Each festive season there is some new and exotic gift option on offer as people are forever on the lookout for something different and exclusive to choose from. Among edible items while gifting of traditional Indian sweets is more or less passé, each year sees a new craze ranging from handmade designer chocolates, cupcakes, macaroons and now the latest entrant, gourmet marzipan.
These authentic gourmet marzipan pops are being crafted and retailed in India by a sixth generation Estonian marzipan maker Thea Tammeleht, who uses her family’s precious recipes passed down over generations, to craft this niche artisanal product, Nordic Kandie Magic, for the Indian and international market. Thea’s husband Thomas Abraham has an equal and significant role in Nordic Kandie as it was he who suggested that their delightful family delicacy should be shared with the world. While their flagship store is in Mumbai, they have recently made their debut in the capital, selling out of a little kiosk at the Neel Sutra bridal lounge in Khan Market.
Marzipan, as most of us know, is a confection of almond meal and sugar which is made into sweets, very often as imitations of fruits and vegetables, covered with chocolate or most commonly used as glazing for icing Christmas and wedding cakes. Although it was believed to have originated in Persia and introduced to Europe through the Turks, it became a speciality of the Baltic Sea region. Estonia, the country where Thea comes from, has a long tradition of marzipan making which is discussed in a wonderful book by Jaan Kross titled “Mart’s Bread”. It talks about the legend of marzipan, how a pharmacist’s apprentice named Mart decided to improve the taste of medicine by adding powdered almonds and sugar, since he had to taste it first given the custom of medieval Europe where pharmacists were required to taste medicines before their royal patrons just in case the potions were poisoned.

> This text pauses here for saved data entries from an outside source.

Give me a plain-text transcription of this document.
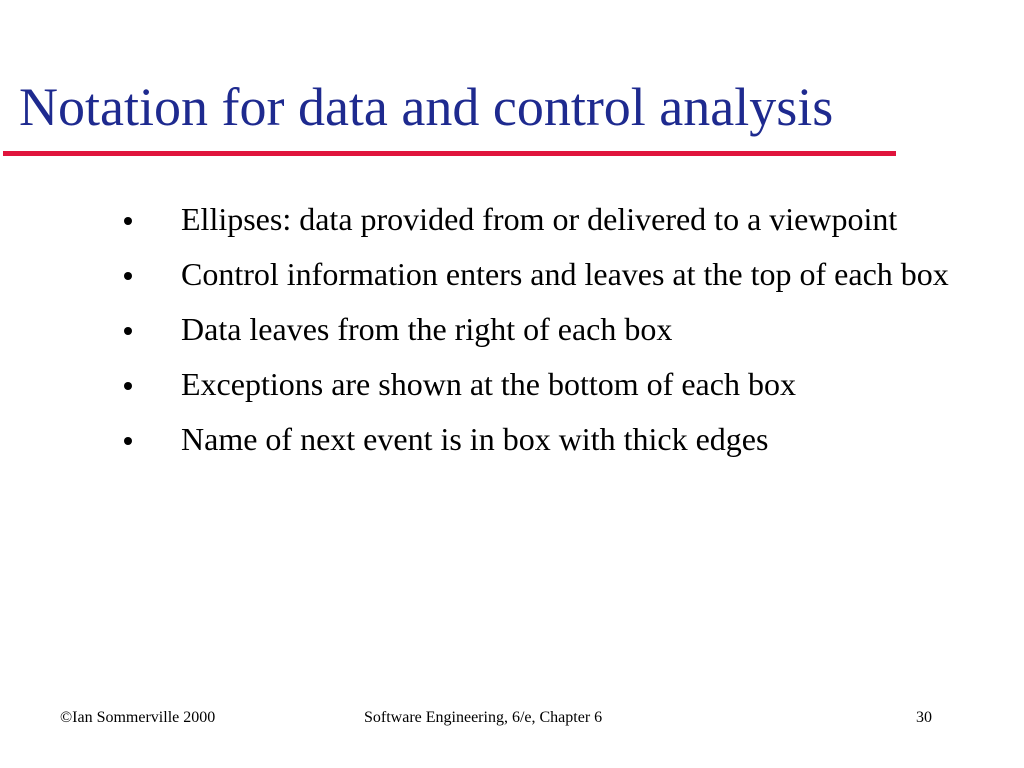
Notation for data and control analysis
Ellipses: data provided from or delivered to a viewpoint
Control information enters and leaves at the top of each box
Data leaves from the right of each box
Exceptions are shown at the bottom of each box
Name of next event is in box with thick edges
©Ian Sommerville 2000	Software Engineering, 6/e, Chapter 6	30
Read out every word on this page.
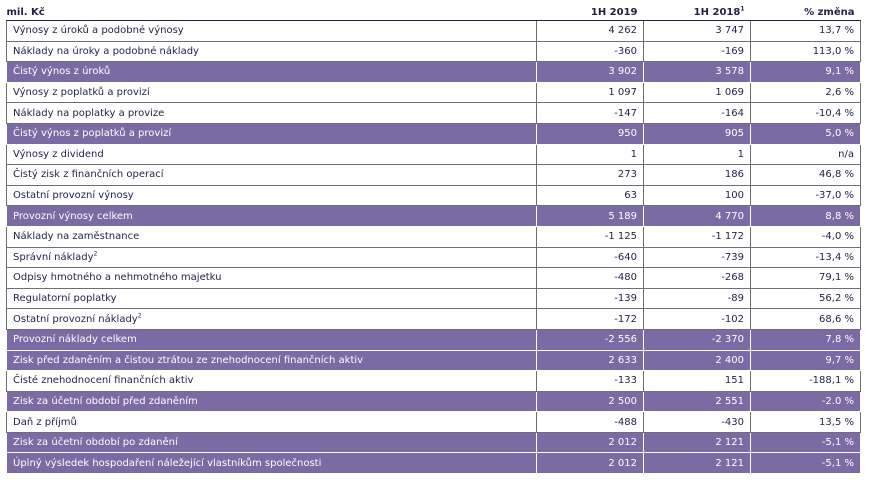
mil. Kč	1H 2019	1H 2018$^1$	% změna
Výnosy z úroků a podobné výnosy	4 262	3 747	13,7 %
Náklady na úroky a podobné náklady	-360	-169	113,0 %
Čistý výnos z úroků	3 902	3 578	9,1 %
Výnosy z poplatků a provizí	1 097	1 069	2,6 %
Náklady na poplatky a provize	-147	-164	-10,4 %
Čistý výnos z poplatků a provizí	950	905	5,0 %
Výnosy z dividend	1	1	n/a
Čistý zisk z finančních operací	273	186	46,8 %
Ostatní provozní výnosy	63	100	-37,0 %
Provozní výnosy celkem	5 189	4 770	8,8 %
Náklady na zaměstnance	-1 125	-1 172	-4,0 %
Správní náklady$^2$	-640	-739	-13,4 %
Odpisy hmotného a nehmotného majetku	-480	-268	79,1 %
Regulatorní poplatky	-139	-89	56,2 %
Ostatní provozní náklady$^2$	-172	-102	68,6 %
Provozní náklady celkem	-2 556	-2 370	7,8 %
Zisk před zdaněním a čistou ztrátou ze znehodnocení finančních aktiv	2 633	2 400	9,7 %
Čisté znehodnocení finančních aktiv	-133	151	-188,1 %
Zisk za účetní období před zdaněním	2 500	2 551	-2.0 %
Daň z příjmů	-488	-430	13,5 %
Zisk za účetní období po zdanění	2 012	2 121	-5,1 %
Úplný výsledek hospodaření náležející vlastníkům společnosti	2 012	2 121	-5,1 %
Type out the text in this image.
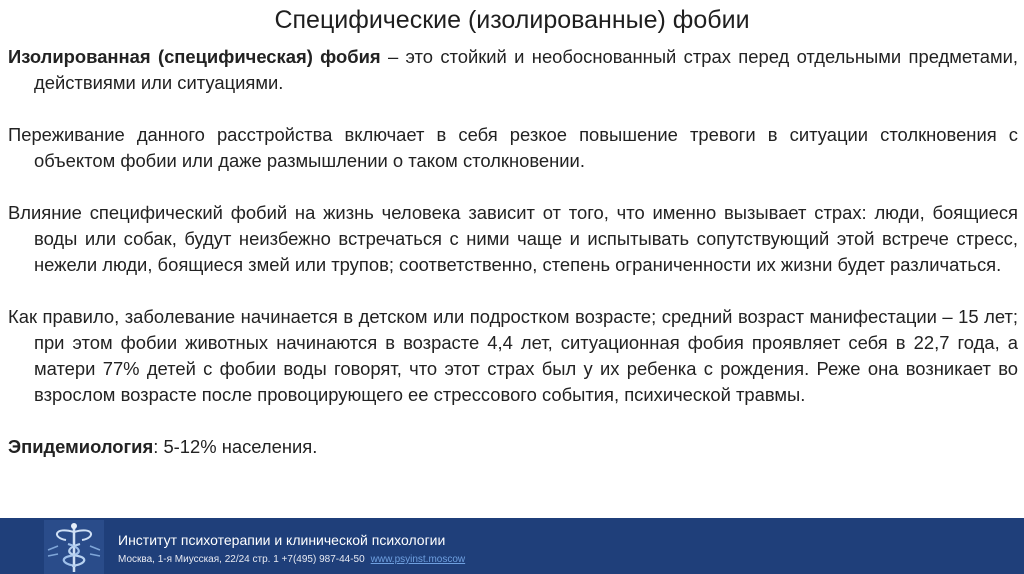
Специфические (изолированные) фобии

Изолированная (специфическая) фобия – это стойкий и необоснованный страх перед отдельными предметами, действиями или ситуациями.

Переживание данного расстройства включает в себя резкое повышение тревоги в ситуации столкновения с объектом фобии или даже размышлении о таком столкновении.

Влияние специфический фобий на жизнь человека зависит от того, что именно вызывает страх: люди, боящиеся воды или собак, будут неизбежно встречаться с ними чаще и испытывать сопутствующий этой встрече стресс, нежели люди, боящиеся змей или трупов; соответственно, степень ограниченности их жизни будет различаться.

Как правило, заболевание начинается в детском или подростком возрасте; средний возраст манифестации – 15 лет; при этом фобии животных начинаются в возрасте 4,4 лет, ситуационная фобия проявляет себя в 22,7 года, а матери 77% детей с фобии воды говорят, что этот страх был у их ребенка с рождения. Реже она возникает во взрослом возрасте после провоцирующего ее стрессового события, психической травмы.

Эпидемиология: 5-12% населения.

Институт психотерапии и клинической психологии
Москва, 1-я Миусская, 22/24 стр. 1 +7(495) 987-44-50 www.psyinst.moscow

The flavour of the medicine called Mart’s Bread or Mardlieb in Estonian became so popular that the dish spread all over Europe and became a much loved delicacy in countries like Italy (where it is called marzapane) France, Germany, Russia, Sweden, Austria and Hungary
Many confectionary items sold as marzipan are made from less expensive material such as soy paste and almond essence. In fact almonds are often replaced by apricot and peach kernels and in India by cashew nuts. This is where the marzipan from Nordic Kandy Magic are different as they use pure Mamra almonds imported from Iran and also keep the ratio of sugar down to 25% unlike the regular 50% ratio used in most marzipan recipes. They seem to follow the dictum “as many almonds as possible and as little sugar as necessary”. The sugar is sourced locally and is organic while the chocolate is Belgian. The edible gold and silver covering is provided by Giusto Manetti Battiloro, one of Florence’s 25 oldest companies specializing in making gold leaves and a major force in the restoration of historical monuments. All these factors go into making the cost of a single Kandie pop slightly high, at Rs 205 for the chocolate, Rs 300 for those covered with Silver foil and Rs 350 for ones with the gold foil. But then gourmet luxury does come at a cost.
There are 16 flavours of marzipan available, eleven of which are from the original European brand, Almond, Chocolate, Orange, Strawberry, Raspberry-lemon, Mint, Cherry, Blackcurrant, Green apple, Peanut butter and Lychee. Five new flavours like Anjeer, Chilli-mango, Nutmeg, Cardamom-rose and Cinnanon have been created especially for the Indian market with the help of Chef Vicky Ratnani. They come in very attractive electric blue boxes of 2, 4, 6, 12 and 18 pieces which one can customize according to one’s taste and budget. These can be ordered on their website NordicKandieMagic.com or on Whats App +91 9699641112.
It is said that almonds are good for the brain as they contain lecithin which according to modern chemistry stimulates nerve cells. So go ahead and pop one of these handcrafted luxuries into your mouth. But be warned of excessive consumption because of the calories it contains.